Çocukluğundan beri sözel ve eylemli hırçın, kavgacı tavırlardan; boks, karate gibi kavgalı, dalaşlı sporlardan uzak duran biriyim. Özellikle İspanyolların boğa güreşleri gibi, horoz dövüşleri, deve güreşleri gibi gelenekleri izlemekten de. Bu alanların tek karesine bile bakamayan. Kimine göre elbette eleştirilebilecek bir tutum olabilir bu yönüm; olsun. Bu yaşıma kadar ne adla, ne ritüelle ilgili olursa olsun, hiçbir canlının kesilişini, öldürülüşünü izlemedim. Bu tavrım filmlerde, videolarda, haberlerde aksiyon filmleri, tabancalı, tüfekli vurdulu-kırdılı filmlerde geçen görsellere karşı da aynı kararlılıkla devam eder. Örneğin polisiye romanları da kapsar. Dahasını da söylemek istiyorum. Gergin yüzlerle, kavgalı konuşmalara da bakamam, dinlemem. Aklınıza gelen her alanda şöyle bilgece, olgun, sakin, sevgi dolu yüzle ve sözcüklerle konuşan, her cümlesinden ibretlik dersler çıkarılabilen insan modellerine ne kadar çok ihtiyacımız var.

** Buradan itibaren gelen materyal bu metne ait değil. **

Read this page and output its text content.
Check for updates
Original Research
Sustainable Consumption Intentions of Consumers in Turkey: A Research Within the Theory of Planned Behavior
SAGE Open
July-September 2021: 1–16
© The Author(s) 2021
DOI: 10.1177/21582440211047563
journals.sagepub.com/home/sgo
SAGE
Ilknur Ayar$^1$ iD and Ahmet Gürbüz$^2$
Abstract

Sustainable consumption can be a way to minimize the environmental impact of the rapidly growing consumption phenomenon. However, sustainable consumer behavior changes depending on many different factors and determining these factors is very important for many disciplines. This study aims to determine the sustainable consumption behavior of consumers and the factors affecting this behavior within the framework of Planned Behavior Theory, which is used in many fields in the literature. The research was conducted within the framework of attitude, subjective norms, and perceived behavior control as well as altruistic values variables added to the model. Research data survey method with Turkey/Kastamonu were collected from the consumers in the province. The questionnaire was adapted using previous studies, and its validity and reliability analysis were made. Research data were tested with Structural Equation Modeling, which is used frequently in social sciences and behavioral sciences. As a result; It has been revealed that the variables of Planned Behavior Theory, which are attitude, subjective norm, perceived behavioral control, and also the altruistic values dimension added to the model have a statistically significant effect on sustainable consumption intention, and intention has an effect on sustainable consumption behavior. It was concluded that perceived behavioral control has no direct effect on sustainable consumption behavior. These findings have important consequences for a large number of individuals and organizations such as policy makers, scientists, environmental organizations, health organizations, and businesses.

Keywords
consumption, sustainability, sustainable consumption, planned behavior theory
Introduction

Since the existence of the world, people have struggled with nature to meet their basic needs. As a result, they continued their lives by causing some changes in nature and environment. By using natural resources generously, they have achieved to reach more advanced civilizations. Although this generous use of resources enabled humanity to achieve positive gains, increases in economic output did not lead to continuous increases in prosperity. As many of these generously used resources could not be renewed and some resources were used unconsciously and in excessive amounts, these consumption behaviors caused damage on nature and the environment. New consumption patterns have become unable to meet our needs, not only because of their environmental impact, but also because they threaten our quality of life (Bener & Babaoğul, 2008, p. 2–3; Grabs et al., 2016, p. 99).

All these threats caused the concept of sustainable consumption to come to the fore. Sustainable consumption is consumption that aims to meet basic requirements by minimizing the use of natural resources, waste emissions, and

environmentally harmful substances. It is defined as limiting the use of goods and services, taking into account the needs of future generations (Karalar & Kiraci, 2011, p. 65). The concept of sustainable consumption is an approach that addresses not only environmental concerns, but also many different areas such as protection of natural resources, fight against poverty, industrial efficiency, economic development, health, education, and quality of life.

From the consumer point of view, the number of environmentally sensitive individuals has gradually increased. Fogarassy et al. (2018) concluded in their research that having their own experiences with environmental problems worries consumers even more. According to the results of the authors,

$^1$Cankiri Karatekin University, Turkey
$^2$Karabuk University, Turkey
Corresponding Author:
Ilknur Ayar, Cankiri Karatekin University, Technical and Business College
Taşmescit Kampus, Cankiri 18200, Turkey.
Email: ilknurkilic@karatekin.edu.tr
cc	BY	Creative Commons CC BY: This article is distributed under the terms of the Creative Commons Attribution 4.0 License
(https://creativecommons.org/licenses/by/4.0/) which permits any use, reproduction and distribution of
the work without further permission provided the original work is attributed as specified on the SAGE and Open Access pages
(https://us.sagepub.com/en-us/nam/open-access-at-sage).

Ulusal ve uluslararası kavgacı bir tavır, kavgacı, savaşçı, vurdulu*kırdılı yayınlar, konuşmalar, insan tiplemeleri bireysel ve toplumsal tavırlara fotokopik olarak yansır. Bunların toplumsal gerilimde ne gibi etken olduğunu anlamak için kahin olmaya gerek yok. Radyo-TV haberlerinin bir iki dakikası bile insanı insanlığından utandıracak içerikte. Bunlar ayrı bir yazımın konusu olacak.
Bu yazımın konusu, yurdumuzun pek çok bölgesinde adı festival, eğlence, şenlik olarak çok geçen etkinlikler.
Görseller internet ortamından alınmıştır.
’’Kınık Deve Güreşi Festivali, Ege Bölgesi’nin kültürel miraslarından biri olan deve güreşi geleneğini yaşatan ve her yıl binlerce kişinin katılımıyla gerçekleşen renkli bir etkinliktir. Bu videoda, Kınık’ta düzenlenen deve güreşi festivali sırasında çekilmiş en özel anları, güreşen develerin heyecan dolu mücadelelerini, davul-zurna eşliğinde coşkulu kalabalığı ve geleneksel kıyafetlerle süslenen atmosferi bulabilirsiniz. İzmir, Kınık, deve güreşi 2025, deve güreşi festivali görüntüleri, Ege kültürü, geleneksel sporlar ve halk etkinliklerini yansıtan bu video, hem kültürümüzü yaşatmak hem de unutulmaz anları paylaşmak için sizlerle. https://www.youtube.com/watch?v=ucC7EXxKhKc
Sözleriyle anlatılan bir video tanıtımından aldım. Aşağıdaki görseller bana göre hayvanın hayvana işkencesinin tipik örneği. Bağışlasınlar, bağışlamasınlar ben böyle görüyorum. İnsanın insana ettiği bin bir çeşit işkence yönteminin toplumsal yaşamda dünyanın her yerinde farklı adlar, kılıflar altında devam ettiği bir vandallık çağındayız. Bazı ülkelerdeki işkence müzeleri bütün müze anlayışları gibi ders almak, tarihi başka boyutlarıyla ibrete dönüştürmek için değil mi? .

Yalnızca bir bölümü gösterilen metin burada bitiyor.